SAN JUAN — A failing dam prompted emergency evacuations of two towns in northwestern Puerto Rico on Friday as the US territory struggled with flooding, an island-wide blackout, and other dangers in Hurricane Maria’s wake.
The National Weather Service in San Juan said the municipalities of Isabela and Quebradillas, home to some 70,000 people, were being evacuated with buses because of a crack in the Guajataca Dam.
The 345-yard dam, which holds back a man-made lake covering about 2 square miles, was built decades ago.
The operators of the dam reported that the failure was causing flash-flooding downstream, the weather service said. The government called the situation ‘‘extremely dangerous.’’
Communications to outlying areas of the island have been hampered by the storm.
‘‘It’s a structural failure. I don’t have any more details,’’ Governor Ricardo Rossello said from the capital, San Juan. ‘‘We’re trying to evacuate as many people as possible’’
Meanwhile, all across the battered island, anxious residents feared power could be out for weeks — or even months — and wondered how they would cope.
Some of the island’s 3.4 million people planned to head to the United States to temporarily escape the desolation. At least in the short term, though, the soggy misery will continue: Additional rain — up to 6 inches — is expected through Saturday.
In San Juan, Neida Febus wandered around her neighborhood with bowls of cooked rice, ground meat, and avocado, offering food to the hungry. The damage was so extensive, the 64-year-old retiree said, that she didn’t think the power would be turned back on until Christmas.
‘‘This storm crushed us from one end of the island to the other,’’ she said.
The death toll in Puerto Rico stood at six but was likely to rise.
At least 27 lives in all have been lost around the Caribbean, including at least 15 on hard-hit Dominica. Haiti reported three deaths; Guadeloupe, two; and the Dominican Republic, one.
By Friday afternoon, Maria was passing northeast of the Turks and Caicos with winds of 125 miles per hour. A hurricane warning remained in effect for those islands as well as the southeastern Bahamas. The storm is not expected to pose a threat to the US mainland.
Israel Molina, 68, found that Maria had ripped away roofing from his Israel Mini Market in San Juan.

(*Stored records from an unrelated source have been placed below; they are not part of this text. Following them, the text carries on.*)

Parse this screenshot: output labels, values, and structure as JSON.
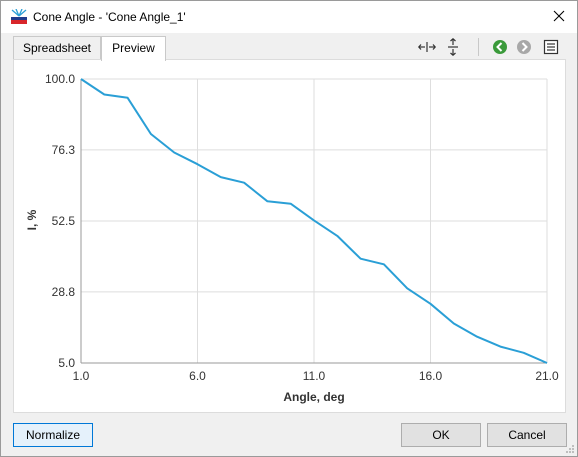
{
  "window": {
    "title": "Cone Angle - 'Cone Angle_1'",
    "close_icon": "close-icon",
    "app_icon": "cone-angle-app-icon"
  },
  "tabs": [
    {
      "label": "Spreadsheet",
      "active": false
    },
    {
      "label": "Preview",
      "active": true
    }
  ],
  "toolbar": {
    "fit_horizontal_icon": "fit-horizontal-icon",
    "fit_vertical_icon": "fit-vertical-icon",
    "back_icon": "back-arrow-icon",
    "forward_icon": "forward-arrow-icon",
    "list_icon": "list-icon"
  },
  "buttons": {
    "normalize": "Normalize",
    "ok": "OK",
    "cancel": "Cancel"
  },
  "colors": {
    "series": "#2a9fd6",
    "grid": "#dedede",
    "back_arrow": "#3a9a3a",
    "forward_arrow": "#a8a8a8"
  },
  "chart_data": {
    "type": "line",
    "xlabel": "Angle, deg",
    "ylabel": "I, %",
    "xlim": [
      1.0,
      21.0
    ],
    "ylim": [
      5.0,
      100.0
    ],
    "xticks": [
      "1.0",
      "6.0",
      "11.0",
      "16.0",
      "21.0"
    ],
    "yticks": [
      "5.0",
      "28.8",
      "52.5",
      "76.3",
      "100.0"
    ],
    "grid": true,
    "x": [
      1,
      2,
      3,
      4,
      5,
      6,
      7,
      8,
      9,
      10,
      11,
      12,
      13,
      14,
      15,
      16,
      17,
      18,
      19,
      20,
      21
    ],
    "y": [
      100.0,
      94.8,
      93.7,
      81.6,
      75.4,
      71.5,
      67.2,
      65.3,
      59.1,
      58.3,
      52.7,
      47.5,
      39.9,
      38.0,
      30.0,
      24.8,
      18.2,
      13.8,
      10.5,
      8.4,
      5.0
    ]
  }
}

‘‘I’m from here. I believe we have to step up to the task. If everyone leaves, what are we going to do? With all the pros and the cons, I will stay here,’’ he said, and then paused. ‘‘I might have a different response tomorrow.’’
In Puerto Rico, the electric grid was in sorry shape long before Maria struck. The territory’s $73 billion debt crisis has left agencies like the state power company broke. It abandoned most basic maintenance in recent years, leaving the island subject to regular blackouts.
Diana Jaquez, one of the owners of the Coquette hair salon in the Santurce area, assessed damage from the storm with her husband Friday as their children played nearby. She said she hadn’t decided whether to leave the island.
‘‘Business has dropped a lot,’’ she said. ‘‘People have other priorities than looking good.’’
Outside her store, more than 100 people stood in line waiting to get money out of an ATM machine and hoping there would still be some cash left when their turn came.
At the Pentagon, Major General Derek P. Rydholm, deputy to the chief of the Air Force Reserve, said it is still impossible to say how long it will be before communication and power are restored.
He said mobile communications systems are being flown in but acknowledged ‘‘it’s going to take a while’’ before people in Puerto Rico will be able to communicate with their families outside the island.